Light incident on the imaging section generates charges through photoelectric conversion in the photodiode 1. The generated charge is transferred to the transfer gate 3
When is in the on state, the light is transferred from the photodiode l to the n-channel CCD 2 via the n-type impurity region 5. In this case, n-channel CCD2. Since the transfer gate 3 and the n-type impurity region 5 form a MOS transistor serving as a drain, a gate, and a source, respectively, voltage control of the transfer gate 3 allows complete charge transfer and no afterimage occurs.

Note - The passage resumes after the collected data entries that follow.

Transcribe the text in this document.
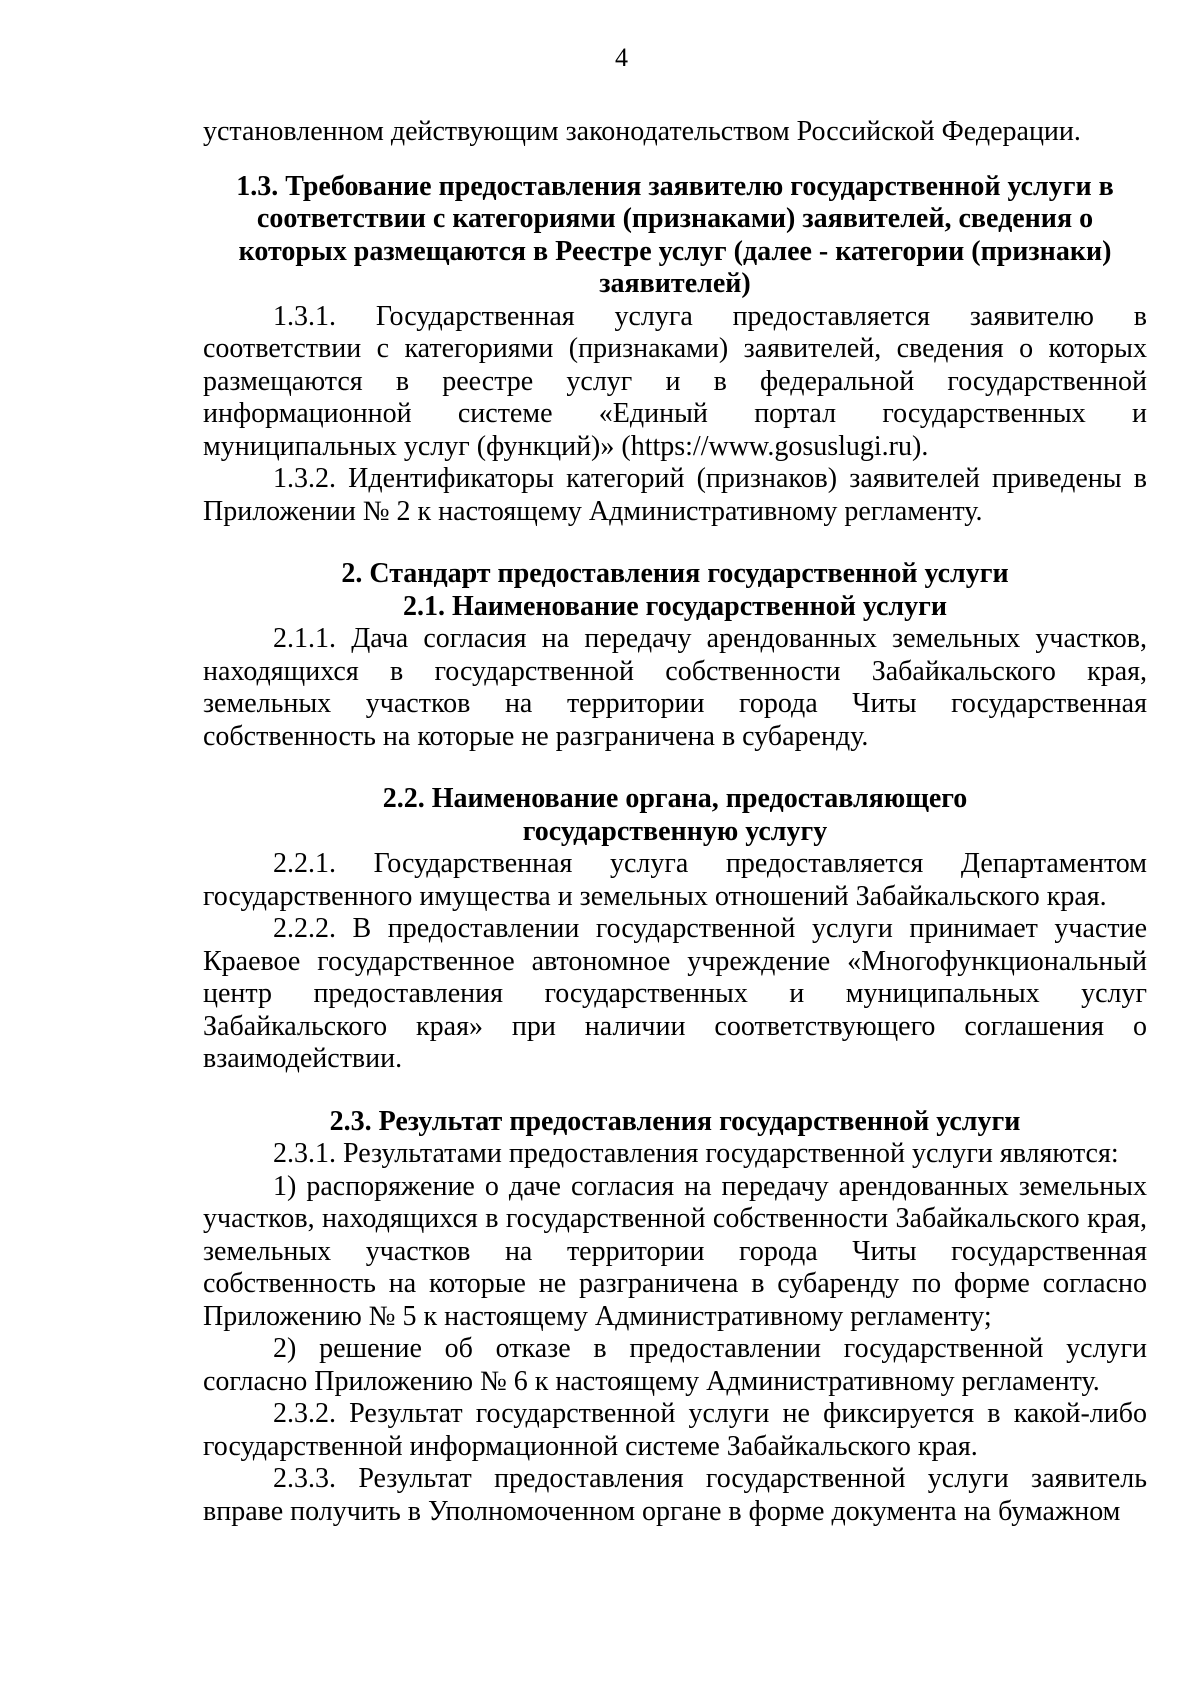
4

установленном действующим законодательством Российской Федерации.

1.3. Требование предоставления заявителю государственной услуги в соответствии с категориями (признаками) заявителей, сведения о которых размещаются в Реестре услуг (далее - категории (признаки) заявителей)

1.3.1. Государственная услуга предоставляется заявителю в соответствии с категориями (признаками) заявителей, сведения о которых размещаются в реестре услуг и в федеральной государственной информационной системе «Единый портал государственных и муниципальных услуг (функций)» (https://www.gosuslugi.ru).

1.3.2. Идентификаторы категорий (признаков) заявителей приведены в Приложении № 2 к настоящему Административному регламенту.

2. Стандарт предоставления государственной услуги

2.1. Наименование государственной услуги

2.1.1. Дача согласия на передачу арендованных земельных участков, находящихся в государственной собственности Забайкальского края, земельных участков на территории города Читы государственная собственность на которые не разграничена в субаренду.

2.2. Наименование органа, предоставляющего

государственную услугу

2.2.1. Государственная услуга предоставляется Департаментом государственного имущества и земельных отношений Забайкальского края.

2.2.2. В предоставлении государственной услуги принимает участие Краевое государственное автономное учреждение «Многофункциональный центр предоставления государственных и муниципальных услуг Забайкальского края» при наличии соответствующего соглашения о взаимодействии.

2.3. Результат предоставления государственной услуги

2.3.1. Результатами предоставления государственной услуги являются:

1) распоряжение о даче согласия на передачу арендованных земельных участков, находящихся в государственной собственности Забайкальского края, земельных участков на территории города Читы государственная собственность на которые не разграничена в субаренду по форме согласно Приложению № 5 к настоящему Административному регламенту;

2) решение об отказе в предоставлении государственной услуги согласно Приложению № 6 к настоящему Административному регламенту.

2.3.2. Результат государственной услуги не фиксируется в какой-либо государственной информационной системе Забайкальского края.

2.3.3. Результат предоставления государственной услуги заявитель вправе получить в Уполномоченном органе в форме документа на бумажном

[Effects of the Invention] The solid-state imaging device of this invention includes a photodiode and a CCD.
By providing an impurity region of another conductivity type with an impurity concentration similar to that of the photodiode impurity region at the interface below the transfer gate between the photodiode and the photodiode, the charge generated in the photodiode is transferred to the COD. In this case, no potential barrier is formed between the photodiode and the CCD. Therefore, charge can be smoothly transferred from the photodiode to the CCD, and no afterimage occurs.

[Brief explanation of drawings]

FIG. 1 is a diagram showing the configuration of a solid-state imaging device according to an embodiment of the present invention, and FIG. 2 is a diagram showing the configuration of a conventional solid-state imaging device. 1...Photodiode, 2...n channel CC
D, 3... Transfer gate, 4... P-type substrate, 5...
n-type impurity region

Claims (1)

[Scope of Claims] A photodiode in which an impurity region of another conductivity type is provided on the main surface of a semiconductor substrate of one conductivity type, a CCD comprising a region of the other conductivity type, and a transfer gate for transferring data to a CCD, and an impurity region of another conductivity type having the same impurity concentration as the impurity region of the photodiode is provided in an interface portion under the transfer gate. Solid-state imaging device.